Hart College of Cardiac Sonography & Health Care Inc.

winter sport

Gear Up for the Slopes, But Beware of Winter Sports Injuries

As the winter months approach in Canada, ski resorts, trails and frozen lakes start buzzing with snow sports enthusiasts. Popular cold-weather activities like downhill and cross-country skiing, snowboarding, snowmobiling and sledding are wonderful ways to get outdoors and exercise during winter. However, they also bring a higher risk of injuries.

Sprains, fractures, dislocations and torn ligaments from winter recreational activities can mean crutches, surgery and months of tedious recovery. More traumatic accidents sometimes produce head, neck and back injuries as well.

Common Winter Sports Injuries

  • Skiing Injuries:

Skiing can cause various injuries, including sprains, fractures, and dislocations. Knee injuries, especially to the ACL, are common among skiers and occur due to sudden stops or twisting motions on the mountain terrain.

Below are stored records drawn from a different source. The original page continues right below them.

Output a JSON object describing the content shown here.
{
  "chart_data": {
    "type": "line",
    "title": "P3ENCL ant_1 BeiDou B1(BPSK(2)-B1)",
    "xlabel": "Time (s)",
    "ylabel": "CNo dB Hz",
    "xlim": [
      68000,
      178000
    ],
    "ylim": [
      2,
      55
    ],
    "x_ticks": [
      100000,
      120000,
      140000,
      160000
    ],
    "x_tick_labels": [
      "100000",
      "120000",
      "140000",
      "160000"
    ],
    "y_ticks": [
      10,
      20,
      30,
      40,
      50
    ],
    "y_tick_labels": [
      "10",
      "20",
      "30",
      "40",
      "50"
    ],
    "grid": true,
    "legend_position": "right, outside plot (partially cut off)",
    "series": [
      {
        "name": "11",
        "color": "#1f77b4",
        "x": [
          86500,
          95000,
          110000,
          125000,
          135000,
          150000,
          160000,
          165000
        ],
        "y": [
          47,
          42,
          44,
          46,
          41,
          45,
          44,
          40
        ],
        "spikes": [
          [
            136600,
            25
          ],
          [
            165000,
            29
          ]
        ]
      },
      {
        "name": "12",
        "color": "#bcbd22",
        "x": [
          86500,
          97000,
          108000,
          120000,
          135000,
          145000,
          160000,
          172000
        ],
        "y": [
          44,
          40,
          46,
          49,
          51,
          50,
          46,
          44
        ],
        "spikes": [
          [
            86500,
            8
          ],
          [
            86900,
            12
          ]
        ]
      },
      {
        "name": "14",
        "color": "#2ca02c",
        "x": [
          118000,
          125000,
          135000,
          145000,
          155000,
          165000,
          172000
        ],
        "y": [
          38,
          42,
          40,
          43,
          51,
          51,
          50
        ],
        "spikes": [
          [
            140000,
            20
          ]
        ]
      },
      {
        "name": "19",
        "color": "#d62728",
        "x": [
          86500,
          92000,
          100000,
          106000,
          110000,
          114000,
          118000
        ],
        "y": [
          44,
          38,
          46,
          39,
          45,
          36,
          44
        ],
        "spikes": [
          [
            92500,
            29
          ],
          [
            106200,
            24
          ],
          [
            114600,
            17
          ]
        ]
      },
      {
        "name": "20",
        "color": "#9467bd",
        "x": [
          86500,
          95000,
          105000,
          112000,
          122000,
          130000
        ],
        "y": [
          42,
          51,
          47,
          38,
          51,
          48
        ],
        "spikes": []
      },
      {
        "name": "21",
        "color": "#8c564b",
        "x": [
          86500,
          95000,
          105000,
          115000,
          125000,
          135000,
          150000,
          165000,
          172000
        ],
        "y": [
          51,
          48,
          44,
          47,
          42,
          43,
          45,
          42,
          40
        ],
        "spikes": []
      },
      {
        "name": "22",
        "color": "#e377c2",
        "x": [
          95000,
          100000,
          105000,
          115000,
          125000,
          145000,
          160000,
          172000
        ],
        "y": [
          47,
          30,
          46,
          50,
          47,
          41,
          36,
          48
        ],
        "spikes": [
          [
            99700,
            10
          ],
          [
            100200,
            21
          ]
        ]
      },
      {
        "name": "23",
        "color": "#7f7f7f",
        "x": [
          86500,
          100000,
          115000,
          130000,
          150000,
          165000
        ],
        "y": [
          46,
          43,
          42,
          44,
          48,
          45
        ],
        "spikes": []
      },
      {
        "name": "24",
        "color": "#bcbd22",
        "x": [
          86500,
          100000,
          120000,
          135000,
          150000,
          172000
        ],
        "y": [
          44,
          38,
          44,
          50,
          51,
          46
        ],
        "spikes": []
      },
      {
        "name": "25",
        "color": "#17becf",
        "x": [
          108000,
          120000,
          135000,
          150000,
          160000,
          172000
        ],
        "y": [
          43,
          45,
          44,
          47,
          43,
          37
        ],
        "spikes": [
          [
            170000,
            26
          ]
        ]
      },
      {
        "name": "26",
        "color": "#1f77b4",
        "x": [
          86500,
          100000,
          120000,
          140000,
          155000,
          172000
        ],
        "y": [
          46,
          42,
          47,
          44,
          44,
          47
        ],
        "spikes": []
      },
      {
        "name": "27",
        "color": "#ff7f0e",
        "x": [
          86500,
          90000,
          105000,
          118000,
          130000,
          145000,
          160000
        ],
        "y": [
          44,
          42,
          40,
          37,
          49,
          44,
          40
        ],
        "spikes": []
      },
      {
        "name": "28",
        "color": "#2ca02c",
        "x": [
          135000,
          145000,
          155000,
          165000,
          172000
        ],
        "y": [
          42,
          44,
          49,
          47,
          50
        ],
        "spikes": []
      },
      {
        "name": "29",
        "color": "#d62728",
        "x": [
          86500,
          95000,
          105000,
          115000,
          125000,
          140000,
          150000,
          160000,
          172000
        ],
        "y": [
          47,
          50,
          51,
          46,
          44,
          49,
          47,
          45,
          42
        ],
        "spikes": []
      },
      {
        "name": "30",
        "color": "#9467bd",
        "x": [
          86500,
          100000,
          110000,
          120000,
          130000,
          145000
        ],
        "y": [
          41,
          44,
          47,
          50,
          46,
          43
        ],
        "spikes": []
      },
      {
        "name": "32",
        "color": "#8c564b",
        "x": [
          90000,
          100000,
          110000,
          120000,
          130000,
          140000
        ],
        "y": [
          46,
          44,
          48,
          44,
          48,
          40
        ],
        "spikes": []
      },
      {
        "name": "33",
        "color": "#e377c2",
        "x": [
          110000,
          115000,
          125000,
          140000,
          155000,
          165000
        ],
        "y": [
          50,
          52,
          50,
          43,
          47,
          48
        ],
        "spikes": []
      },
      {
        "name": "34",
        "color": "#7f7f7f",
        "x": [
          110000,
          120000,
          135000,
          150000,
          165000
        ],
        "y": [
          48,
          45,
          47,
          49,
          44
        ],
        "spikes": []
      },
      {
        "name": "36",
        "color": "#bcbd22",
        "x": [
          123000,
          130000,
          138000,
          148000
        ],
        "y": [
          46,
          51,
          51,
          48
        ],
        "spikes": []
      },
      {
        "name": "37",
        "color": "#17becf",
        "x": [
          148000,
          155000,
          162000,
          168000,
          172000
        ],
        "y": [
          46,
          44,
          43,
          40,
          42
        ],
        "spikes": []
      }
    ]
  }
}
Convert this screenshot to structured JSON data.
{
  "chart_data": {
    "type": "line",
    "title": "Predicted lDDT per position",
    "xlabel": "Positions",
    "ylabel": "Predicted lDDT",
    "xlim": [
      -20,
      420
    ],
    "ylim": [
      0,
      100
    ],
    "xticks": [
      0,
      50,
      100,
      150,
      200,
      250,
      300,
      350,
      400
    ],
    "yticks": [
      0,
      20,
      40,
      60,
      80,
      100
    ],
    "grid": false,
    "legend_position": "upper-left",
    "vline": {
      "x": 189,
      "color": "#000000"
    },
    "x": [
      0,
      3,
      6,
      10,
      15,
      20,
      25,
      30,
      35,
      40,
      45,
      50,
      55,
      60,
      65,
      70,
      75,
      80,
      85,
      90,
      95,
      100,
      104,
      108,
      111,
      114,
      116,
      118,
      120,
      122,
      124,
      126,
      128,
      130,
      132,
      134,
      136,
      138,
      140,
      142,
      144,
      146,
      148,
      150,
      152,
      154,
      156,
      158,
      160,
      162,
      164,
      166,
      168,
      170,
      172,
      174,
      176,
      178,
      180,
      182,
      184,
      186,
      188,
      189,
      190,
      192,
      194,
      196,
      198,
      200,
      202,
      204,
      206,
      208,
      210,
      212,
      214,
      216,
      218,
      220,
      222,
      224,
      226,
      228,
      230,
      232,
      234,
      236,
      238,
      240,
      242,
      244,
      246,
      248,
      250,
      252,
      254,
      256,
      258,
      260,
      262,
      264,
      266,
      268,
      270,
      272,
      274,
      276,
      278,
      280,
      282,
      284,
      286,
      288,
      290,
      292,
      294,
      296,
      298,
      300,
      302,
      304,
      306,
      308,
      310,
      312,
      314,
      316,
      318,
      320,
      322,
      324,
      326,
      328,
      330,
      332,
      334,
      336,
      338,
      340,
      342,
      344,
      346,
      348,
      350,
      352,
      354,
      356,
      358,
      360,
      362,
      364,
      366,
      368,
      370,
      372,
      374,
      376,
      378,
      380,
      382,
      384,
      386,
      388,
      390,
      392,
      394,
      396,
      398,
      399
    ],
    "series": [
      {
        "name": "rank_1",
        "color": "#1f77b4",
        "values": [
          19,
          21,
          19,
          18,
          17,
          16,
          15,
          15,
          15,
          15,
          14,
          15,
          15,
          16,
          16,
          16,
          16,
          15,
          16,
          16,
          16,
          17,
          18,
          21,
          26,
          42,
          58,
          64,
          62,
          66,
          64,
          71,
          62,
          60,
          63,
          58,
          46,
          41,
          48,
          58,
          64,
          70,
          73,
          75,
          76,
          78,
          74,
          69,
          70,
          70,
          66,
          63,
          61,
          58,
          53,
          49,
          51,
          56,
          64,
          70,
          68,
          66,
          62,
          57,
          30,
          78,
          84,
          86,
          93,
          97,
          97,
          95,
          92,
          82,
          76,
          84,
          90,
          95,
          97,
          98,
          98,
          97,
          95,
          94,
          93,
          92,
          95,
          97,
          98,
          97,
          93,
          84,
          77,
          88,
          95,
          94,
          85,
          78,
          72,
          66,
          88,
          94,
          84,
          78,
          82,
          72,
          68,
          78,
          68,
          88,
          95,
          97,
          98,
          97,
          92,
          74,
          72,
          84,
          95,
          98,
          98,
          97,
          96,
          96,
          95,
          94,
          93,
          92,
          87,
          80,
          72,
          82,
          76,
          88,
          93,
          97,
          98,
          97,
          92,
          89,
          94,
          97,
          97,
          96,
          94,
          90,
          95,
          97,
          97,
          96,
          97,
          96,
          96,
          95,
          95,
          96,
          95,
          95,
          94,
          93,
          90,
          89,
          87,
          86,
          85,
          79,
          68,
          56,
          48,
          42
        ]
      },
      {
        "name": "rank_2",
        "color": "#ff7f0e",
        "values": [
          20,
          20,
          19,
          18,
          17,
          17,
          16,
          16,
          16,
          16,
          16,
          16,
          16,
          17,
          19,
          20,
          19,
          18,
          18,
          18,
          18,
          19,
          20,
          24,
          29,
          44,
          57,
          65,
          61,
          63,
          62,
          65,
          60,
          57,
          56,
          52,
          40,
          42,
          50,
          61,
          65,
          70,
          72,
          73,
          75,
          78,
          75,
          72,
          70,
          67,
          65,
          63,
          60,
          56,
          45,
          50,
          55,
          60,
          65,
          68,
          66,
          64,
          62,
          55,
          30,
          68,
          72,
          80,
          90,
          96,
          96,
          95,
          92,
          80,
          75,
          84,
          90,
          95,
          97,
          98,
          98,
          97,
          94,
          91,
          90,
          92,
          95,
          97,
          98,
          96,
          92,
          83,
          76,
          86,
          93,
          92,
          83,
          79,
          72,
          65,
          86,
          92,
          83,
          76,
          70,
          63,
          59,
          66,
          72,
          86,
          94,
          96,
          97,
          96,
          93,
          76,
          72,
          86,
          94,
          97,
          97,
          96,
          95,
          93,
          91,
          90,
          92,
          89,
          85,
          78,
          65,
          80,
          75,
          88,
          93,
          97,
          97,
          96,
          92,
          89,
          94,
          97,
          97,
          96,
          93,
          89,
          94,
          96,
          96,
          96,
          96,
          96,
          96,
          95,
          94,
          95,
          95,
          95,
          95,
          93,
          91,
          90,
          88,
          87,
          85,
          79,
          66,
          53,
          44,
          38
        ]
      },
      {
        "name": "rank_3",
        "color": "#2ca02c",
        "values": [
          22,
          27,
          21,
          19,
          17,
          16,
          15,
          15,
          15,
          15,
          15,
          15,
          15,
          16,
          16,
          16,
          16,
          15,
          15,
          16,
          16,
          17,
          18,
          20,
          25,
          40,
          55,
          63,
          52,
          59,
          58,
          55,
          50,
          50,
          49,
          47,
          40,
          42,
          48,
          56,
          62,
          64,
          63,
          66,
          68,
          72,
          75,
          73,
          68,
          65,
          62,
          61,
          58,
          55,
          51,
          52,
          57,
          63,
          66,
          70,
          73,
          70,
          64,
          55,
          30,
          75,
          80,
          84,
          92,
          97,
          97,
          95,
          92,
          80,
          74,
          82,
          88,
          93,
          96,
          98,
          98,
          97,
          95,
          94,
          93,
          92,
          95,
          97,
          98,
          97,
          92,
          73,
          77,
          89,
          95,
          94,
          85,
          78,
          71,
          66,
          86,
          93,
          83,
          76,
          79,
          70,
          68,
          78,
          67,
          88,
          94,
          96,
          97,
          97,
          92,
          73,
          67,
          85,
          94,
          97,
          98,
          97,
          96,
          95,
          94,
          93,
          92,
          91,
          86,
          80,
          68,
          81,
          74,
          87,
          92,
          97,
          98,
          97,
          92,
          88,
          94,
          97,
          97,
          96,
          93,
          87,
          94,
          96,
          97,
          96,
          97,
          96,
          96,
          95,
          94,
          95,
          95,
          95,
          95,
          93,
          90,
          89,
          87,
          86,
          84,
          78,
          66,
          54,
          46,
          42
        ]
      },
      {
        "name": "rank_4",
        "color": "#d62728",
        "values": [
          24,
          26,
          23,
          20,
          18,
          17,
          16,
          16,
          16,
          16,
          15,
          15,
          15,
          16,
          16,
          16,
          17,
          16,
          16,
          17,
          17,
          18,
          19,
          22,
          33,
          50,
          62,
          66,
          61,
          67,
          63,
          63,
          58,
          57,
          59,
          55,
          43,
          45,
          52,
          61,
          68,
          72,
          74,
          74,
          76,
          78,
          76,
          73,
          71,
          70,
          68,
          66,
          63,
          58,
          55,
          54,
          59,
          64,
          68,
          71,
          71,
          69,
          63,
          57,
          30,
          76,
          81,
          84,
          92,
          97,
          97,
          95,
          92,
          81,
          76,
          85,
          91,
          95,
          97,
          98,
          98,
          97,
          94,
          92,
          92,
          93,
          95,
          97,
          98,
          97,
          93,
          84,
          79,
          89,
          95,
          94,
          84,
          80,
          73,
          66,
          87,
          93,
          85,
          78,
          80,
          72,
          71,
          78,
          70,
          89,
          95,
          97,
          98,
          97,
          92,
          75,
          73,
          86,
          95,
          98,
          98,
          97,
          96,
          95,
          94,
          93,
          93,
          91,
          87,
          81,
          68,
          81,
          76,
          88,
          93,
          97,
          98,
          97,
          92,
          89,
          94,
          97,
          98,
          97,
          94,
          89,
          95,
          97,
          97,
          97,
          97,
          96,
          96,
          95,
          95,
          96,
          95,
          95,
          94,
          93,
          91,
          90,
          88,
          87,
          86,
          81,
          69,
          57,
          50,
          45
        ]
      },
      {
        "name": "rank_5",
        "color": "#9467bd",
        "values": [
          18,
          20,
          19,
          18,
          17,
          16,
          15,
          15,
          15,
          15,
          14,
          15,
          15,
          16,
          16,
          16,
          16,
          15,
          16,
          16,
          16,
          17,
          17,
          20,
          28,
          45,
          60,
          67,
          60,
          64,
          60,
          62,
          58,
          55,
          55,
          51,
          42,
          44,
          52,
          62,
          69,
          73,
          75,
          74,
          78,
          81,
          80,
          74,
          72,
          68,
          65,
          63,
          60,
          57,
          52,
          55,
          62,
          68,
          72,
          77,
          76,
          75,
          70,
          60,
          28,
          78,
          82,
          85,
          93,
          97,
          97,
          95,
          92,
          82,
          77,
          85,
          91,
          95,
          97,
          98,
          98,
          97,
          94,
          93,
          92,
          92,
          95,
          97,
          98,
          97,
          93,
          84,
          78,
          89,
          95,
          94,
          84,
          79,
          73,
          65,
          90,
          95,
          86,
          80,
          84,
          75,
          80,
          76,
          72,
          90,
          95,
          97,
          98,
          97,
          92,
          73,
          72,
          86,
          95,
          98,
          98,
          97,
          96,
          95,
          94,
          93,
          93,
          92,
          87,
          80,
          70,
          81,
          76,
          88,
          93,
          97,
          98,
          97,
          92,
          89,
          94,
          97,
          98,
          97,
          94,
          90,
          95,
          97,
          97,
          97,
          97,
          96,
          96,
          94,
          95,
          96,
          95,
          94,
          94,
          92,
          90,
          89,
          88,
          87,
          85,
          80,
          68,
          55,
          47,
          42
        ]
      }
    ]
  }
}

  • Snowboarding Injuries:

Snowboarding, with its own set of challenges and techniques, presents distinct injury patterns. Wrist fractures and sprains are common due to the instinctive reaction to break a fall with outstretched hands. Additionally, ankle injuries and concussions are prevalent in snowboarding accidents, highlighting the importance of protective gear.

  • Snowmobiling Injuries:

Snowmobiling, while exhilarating, can be hazardous if not approached with caution. Collisions, especially with trees or other obstacles, can lead to severe injuries. Head injuries are a significant concern, emphasizing the necessity of helmets. Limb fractures and spinal injuries are also reported in snowmobiling accidents.

Put safety first before hitting the slopes and trails this winter season. Some tips to prevent injuries include

  • Take Lessons – Get training, especially as a beginner skier or snowboarder before going out alone. Adequate training and skill development are crucial for winter sports enthusiasts. Beginners should seek lessons from certified instructors to grasp fundamental techniques and safety measures. Understanding the terrain and knowing one’s limits can help prevent accidents.
  • Warm Up Thoroughly – Stretch and move muscles to avoid strains and sprains.
  • Wear Protective Gear – Wearing appropriate gear is paramount in winter sports. Helmets, goggles, and well-fitted boots can significantly reduce the risk of head injuries, fractures, and sprains.
  • Check Equipment – Ensure equipment is set up properly and everything is in working order. Regular equipment checks are essential to ensure optimal performance and safety
  • Know Limits – Stick to trails and hills that match your capability level.
  • Stay Informed about Conditions – Weather and snow conditions play a crucial role in winter sports safety. Stay informed about the current weather forecast, snow conditions, and avalanche risks before heading out. Avoid participating in activities during adverse weather conditions.
  • Follow Safety Guidelines – Abiding by safety guidelines and resort rules is imperative. Respect designated trails, adhere to speed limits and be mindful of other participants. Following these guidelines can contribute to a safer and more enjoyable winter sports experience.

Applying injury prevention knowledge allows everyone to delight in winter recreation while staying protected. While you can’t account for all accidents, following these simple precautions goes a long way to safeguarding your health and safety out there on the slopes, trails and ice this season.